Hi thanks essarx, I already had the site on my S/S so its nice to have the GPS confirmed, but I didn't know if it was ok for RV's. 

Keep them coming, I now have 9 confirmed sites with GPS.

Olley


----------



## olley (May 1, 2005)

Hi Guys I have put a Tomtom download of all the sites I have in the tomtom spanish poi download section, I have written in the name field whether they are ok for RV and GPS. Its awaiting verification so may not appear immediately

As new sites come in I will update it.

Olley


----------



## nukeadmin (Oct 10, 2003)

are they all in the LPG Map as well Ian ?


----------



## olley (May 1, 2005)

Hi Nuke, no I don't think they all are, thats my next job :lol: 

Olley


----------



## olley (May 1, 2005)

Hi just found this on "motorhome list" 

Apr 08 Madrid Airport - Barajas 
GALP - Access very tight for large motorhomes 

Unfortunately no GPS co-ords  and I don't know what is meant by large?

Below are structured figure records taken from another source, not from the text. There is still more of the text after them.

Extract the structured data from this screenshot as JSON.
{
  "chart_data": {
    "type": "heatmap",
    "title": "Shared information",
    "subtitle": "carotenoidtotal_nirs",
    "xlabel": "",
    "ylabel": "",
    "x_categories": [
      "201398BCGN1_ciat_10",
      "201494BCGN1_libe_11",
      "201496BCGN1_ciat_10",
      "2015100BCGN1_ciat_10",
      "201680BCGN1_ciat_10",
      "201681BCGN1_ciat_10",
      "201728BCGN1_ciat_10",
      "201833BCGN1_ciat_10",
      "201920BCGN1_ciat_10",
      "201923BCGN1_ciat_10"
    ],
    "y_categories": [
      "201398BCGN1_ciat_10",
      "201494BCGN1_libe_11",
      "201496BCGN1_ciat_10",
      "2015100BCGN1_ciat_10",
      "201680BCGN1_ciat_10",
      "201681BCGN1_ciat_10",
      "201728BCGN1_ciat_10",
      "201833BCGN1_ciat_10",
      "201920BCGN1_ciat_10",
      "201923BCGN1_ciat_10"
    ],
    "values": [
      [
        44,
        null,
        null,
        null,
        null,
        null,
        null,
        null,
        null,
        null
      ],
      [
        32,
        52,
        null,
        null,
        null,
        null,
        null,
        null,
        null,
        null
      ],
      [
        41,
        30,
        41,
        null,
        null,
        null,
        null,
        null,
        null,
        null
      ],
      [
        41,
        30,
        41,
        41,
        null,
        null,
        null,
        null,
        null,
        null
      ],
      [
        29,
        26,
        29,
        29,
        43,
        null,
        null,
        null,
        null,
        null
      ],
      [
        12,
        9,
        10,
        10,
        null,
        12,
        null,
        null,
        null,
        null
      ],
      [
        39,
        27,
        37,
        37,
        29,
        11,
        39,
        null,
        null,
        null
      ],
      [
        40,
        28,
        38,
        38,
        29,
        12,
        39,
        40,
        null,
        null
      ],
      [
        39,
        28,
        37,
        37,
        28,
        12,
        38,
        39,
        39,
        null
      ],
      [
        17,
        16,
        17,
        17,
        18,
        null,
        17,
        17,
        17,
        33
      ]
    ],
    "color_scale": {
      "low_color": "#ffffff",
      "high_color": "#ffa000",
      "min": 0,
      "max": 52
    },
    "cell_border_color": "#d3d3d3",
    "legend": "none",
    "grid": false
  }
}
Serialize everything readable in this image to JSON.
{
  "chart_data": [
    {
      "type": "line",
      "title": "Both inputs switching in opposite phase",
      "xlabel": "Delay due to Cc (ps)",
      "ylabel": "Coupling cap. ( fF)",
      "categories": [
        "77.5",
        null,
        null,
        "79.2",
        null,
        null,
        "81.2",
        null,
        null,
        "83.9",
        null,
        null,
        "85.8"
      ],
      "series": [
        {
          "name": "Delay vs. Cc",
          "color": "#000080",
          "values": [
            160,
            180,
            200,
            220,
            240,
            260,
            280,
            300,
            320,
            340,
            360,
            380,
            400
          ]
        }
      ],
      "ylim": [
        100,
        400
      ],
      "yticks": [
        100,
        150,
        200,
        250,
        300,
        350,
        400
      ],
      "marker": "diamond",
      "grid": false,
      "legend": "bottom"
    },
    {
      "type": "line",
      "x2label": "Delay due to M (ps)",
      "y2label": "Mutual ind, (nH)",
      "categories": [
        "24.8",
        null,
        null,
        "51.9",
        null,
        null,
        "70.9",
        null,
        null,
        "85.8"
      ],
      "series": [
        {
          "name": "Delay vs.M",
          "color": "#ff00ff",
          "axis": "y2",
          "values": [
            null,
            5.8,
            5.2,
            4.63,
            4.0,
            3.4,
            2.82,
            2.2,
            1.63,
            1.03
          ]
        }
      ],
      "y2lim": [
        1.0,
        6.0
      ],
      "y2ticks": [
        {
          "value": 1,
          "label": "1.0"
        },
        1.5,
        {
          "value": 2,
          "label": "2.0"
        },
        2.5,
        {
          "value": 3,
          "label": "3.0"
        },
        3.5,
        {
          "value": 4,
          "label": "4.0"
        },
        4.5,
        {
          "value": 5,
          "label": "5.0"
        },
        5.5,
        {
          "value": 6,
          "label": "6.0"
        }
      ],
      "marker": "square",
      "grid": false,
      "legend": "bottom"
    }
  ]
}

We are going that way in late August so I will try to find it.

Olley

PS just found an address Camino del Cuartel GPS 40.4679 -3.5787 this is what looks like a garage but access looks OK so it may not be correct, also I can't see the tell tale white LPG tank.

PPS. thinking of taking a note to ask where the GPL is in spanish, is this OK. Perdone, pero ¿podría decirme si el agradecimiento Autogas?


----------